Bookmark and Share

Notice: On April 23, 2014, Statalist moved from an email list to a forum, based at

[Date Prev][Date Next][Thread Prev][Thread Next][Date Index][Thread Index]

Re: st: Interaction terms

From   Maarten buis <>
To   "" <>
Subject   Re: st: Interaction terms
Date   Tue, 3 May 2011 14:59:28 +0100 (BST)

On Tue, May 3, 2011 at 3:05 PM, lreine ycenna  wrote:
> (1) I'm running a regression, wanting to see the effect of overseas living
> experience (OV) on one's income (y) which is also determined by eudcation
> level (edu) and wealth.
> regress y ov edu wealth ovxedu ovxwealth.
> I also want to see the effect of overseas experience on y with a mixed
> variable:  edu and wealth.
> If I run regress y ov edu wealth eduxwealth ovxedu ovxwealth ovxeduxwealth,
> I might run into collinearity problems when I include more variables in the
> future.

There is no such thing as a (multi-)collinearity problem(*). Strong correlations
between explanatory variables will increase the standard error, but that is
exactly what should happen: strong correlation means it is hard to distinguish
one variable from the other which is necessary in order to separate the
effects of the two variables. So the increase in standard error is an
accurate representation of the amount of information available. If you think
you need the threeway interactions, than you should include them
regardless of what it does to your standard errors.
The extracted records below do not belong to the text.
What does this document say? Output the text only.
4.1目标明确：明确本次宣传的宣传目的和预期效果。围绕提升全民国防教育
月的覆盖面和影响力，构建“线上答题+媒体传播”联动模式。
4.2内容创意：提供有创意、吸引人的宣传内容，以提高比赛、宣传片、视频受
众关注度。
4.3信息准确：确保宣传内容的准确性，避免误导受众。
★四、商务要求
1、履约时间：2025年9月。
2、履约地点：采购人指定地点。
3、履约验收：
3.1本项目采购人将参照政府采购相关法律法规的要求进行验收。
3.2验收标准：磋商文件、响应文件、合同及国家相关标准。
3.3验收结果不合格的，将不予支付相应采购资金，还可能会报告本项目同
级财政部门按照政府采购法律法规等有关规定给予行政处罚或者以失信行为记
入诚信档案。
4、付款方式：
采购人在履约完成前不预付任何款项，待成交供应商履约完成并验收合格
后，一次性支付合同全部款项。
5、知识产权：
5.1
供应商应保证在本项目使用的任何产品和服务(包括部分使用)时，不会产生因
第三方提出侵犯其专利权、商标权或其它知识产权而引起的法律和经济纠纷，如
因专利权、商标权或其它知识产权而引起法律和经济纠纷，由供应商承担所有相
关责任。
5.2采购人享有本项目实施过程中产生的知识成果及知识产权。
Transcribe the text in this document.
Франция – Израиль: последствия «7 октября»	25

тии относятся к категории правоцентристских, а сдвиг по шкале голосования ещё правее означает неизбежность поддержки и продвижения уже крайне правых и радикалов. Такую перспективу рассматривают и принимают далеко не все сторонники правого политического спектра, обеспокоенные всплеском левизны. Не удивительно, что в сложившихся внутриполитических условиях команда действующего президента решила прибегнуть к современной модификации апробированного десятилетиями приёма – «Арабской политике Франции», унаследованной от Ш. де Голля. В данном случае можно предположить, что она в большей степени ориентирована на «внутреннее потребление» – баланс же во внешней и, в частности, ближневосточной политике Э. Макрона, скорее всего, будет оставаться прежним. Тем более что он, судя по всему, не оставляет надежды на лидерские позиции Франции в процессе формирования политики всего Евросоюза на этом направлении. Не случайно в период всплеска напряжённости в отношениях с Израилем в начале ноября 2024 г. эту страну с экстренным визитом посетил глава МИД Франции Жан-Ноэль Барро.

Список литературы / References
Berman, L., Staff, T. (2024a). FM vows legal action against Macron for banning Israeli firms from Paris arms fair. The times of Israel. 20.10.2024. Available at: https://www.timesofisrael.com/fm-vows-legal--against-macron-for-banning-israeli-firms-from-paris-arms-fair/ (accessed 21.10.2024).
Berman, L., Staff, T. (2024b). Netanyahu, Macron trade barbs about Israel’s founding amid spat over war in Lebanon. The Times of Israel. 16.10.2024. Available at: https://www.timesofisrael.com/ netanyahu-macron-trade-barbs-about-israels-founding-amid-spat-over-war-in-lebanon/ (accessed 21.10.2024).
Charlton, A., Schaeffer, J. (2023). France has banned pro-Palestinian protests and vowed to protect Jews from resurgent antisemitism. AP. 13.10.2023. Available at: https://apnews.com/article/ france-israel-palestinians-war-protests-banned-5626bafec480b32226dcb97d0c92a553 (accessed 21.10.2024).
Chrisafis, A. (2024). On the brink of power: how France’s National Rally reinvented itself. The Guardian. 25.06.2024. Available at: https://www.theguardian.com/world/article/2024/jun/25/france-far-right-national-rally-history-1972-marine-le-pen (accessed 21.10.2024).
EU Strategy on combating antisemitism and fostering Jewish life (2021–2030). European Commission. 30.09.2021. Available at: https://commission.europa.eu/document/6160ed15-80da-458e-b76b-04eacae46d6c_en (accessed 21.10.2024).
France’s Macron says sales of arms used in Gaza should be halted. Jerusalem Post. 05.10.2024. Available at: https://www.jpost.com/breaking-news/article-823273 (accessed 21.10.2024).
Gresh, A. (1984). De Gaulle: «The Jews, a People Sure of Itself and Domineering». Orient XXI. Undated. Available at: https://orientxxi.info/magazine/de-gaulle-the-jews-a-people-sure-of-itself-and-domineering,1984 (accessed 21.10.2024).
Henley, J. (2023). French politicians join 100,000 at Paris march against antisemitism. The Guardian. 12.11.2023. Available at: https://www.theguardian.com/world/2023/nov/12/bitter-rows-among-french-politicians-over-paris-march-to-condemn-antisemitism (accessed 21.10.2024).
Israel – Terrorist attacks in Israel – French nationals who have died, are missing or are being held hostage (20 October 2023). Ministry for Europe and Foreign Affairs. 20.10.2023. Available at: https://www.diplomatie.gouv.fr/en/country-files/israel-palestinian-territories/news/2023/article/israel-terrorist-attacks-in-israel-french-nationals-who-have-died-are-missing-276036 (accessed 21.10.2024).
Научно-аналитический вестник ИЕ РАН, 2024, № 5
In that case you will just
have to live with the fact that your test will have little statistical
power, i.e.
your are very unlikely to find a significant result. Remember that a non-
significant result implies an "absence of evidence" not "evidence of absence",
in other words a non-significant results means "we do not know" rather than
"the effect is 0". This is especially important with tests with little

> or can I run a separate regression such as regress y ov wealthxedu
> ovxwealthxedu? Which one is correct?

The only one who can answer that question is you: you are the researcher
so you decide what model is a correct representation of your theory.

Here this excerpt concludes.